Sete anos após o seu álbum de estreia Held In Contempt, e após um período de silêncio interrompido
apenas pelo EP Ember, os High Council regressam com o ambicioso Cruel
And Unusual, um trabalho forjado com paciência, convicção e integridade
artística. Nesta entrevista exclusiva, Lou DiDomenico oferece-nos uma visão
transparente e reveladora sobre o processo criativo da banda e a importância de
manter a arte enraizada na experiência humana, longe das mãos da inteligência
artificial. Uma conversa muito interessante, sincera e inspiradora com uma
banda que recusa atalhos e que se mantém fiel à sua essência: criar música com
alma.
Viva, Lou, obrigado
pela disponibilidade. Já se passaram sete anos desde o vosso álbum de estreia, Held In Contempt.

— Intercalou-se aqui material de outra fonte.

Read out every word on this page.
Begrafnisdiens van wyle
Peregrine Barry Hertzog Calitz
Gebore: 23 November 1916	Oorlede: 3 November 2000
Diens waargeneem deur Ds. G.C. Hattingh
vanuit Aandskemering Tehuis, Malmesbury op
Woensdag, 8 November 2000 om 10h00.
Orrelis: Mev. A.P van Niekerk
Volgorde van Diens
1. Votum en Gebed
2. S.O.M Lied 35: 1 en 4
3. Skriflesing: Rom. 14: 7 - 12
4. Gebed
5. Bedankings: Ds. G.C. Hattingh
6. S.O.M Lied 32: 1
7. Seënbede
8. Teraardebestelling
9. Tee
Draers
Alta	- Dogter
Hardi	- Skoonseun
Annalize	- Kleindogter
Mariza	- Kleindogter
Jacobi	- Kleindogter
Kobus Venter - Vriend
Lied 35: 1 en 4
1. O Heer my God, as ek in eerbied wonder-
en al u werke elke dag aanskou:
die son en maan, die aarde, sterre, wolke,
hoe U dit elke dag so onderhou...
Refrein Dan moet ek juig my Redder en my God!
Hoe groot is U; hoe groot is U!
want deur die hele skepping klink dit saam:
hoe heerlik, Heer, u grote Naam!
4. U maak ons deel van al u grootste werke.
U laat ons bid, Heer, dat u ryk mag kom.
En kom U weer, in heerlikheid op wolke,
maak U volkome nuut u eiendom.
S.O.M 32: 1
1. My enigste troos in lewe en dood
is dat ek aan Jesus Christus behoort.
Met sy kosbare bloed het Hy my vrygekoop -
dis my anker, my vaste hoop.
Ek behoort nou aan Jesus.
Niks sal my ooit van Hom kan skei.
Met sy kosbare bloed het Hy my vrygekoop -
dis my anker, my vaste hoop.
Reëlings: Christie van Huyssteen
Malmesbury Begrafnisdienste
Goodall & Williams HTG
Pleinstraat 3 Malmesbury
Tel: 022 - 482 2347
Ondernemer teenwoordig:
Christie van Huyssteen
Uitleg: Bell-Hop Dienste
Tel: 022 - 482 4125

Primeiro, o que motivou um hiato tão longo?
Lançámos o nosso EP Ember em 2020, mas logo a
seguir veio a pandemia global. Devo dizer que, durante esse período, a nossa
motivação e produtividade estavam em mínimos históricos, como acredito que
aconteceu com muitas bandas e artistas. Então, perdemos cerca de 2 anos até
meados de 2022, quando tivemos algumas discussões sobre a banda e concordamos
em começar a trabalhar em outro álbum completo. O processo de escrita e demo
do Cruel And Unusual demorou quase 2 anos, e depois a gravação
profissional demorou mais um ano, mais uns meses para a produção do vinil, e
isso leva-nos a abril de 2025! Infelizmente, a música não é a carreira
principal para nenhum de nós, e também somos muito particulares e revisores
quando se trata do nosso material, por isso as coisas tendem a demorar um pouco
connosco.
Em segundo lugar, como
é que o som e as composições da banda evoluíram durante este período que
antecedeu Cruel And Unusual?
As faixas do Cruel And Unusual foram concebidas
ao longo de muitos anos, algumas datam quase do início da banda, enquanto
outras são novas. Eu gostaria de pensar que o facto de termos sido capazes de
juntar um álbum coeso, enquanto retiramos material de toda a história da banda,
fala da nossa capacidade de nos mantermos fiéis ao estilo de composição que
sempre tivemos, enquanto demonstramos algum crescimento e maturidade ao longo
do caminho. Gostamos de fazer a ponte entre material mais longo e progressivo e
rockers diretos com poderosos riffs de metal clássico, e
acho que esse lote de músicas tenta fazer exatamente isso.
Como já referiste, lançaram o EP Ember entre os dois álbuns. De
alguma forma esse lançamento influenciou o desenvolvimento de Cruel And Unusual?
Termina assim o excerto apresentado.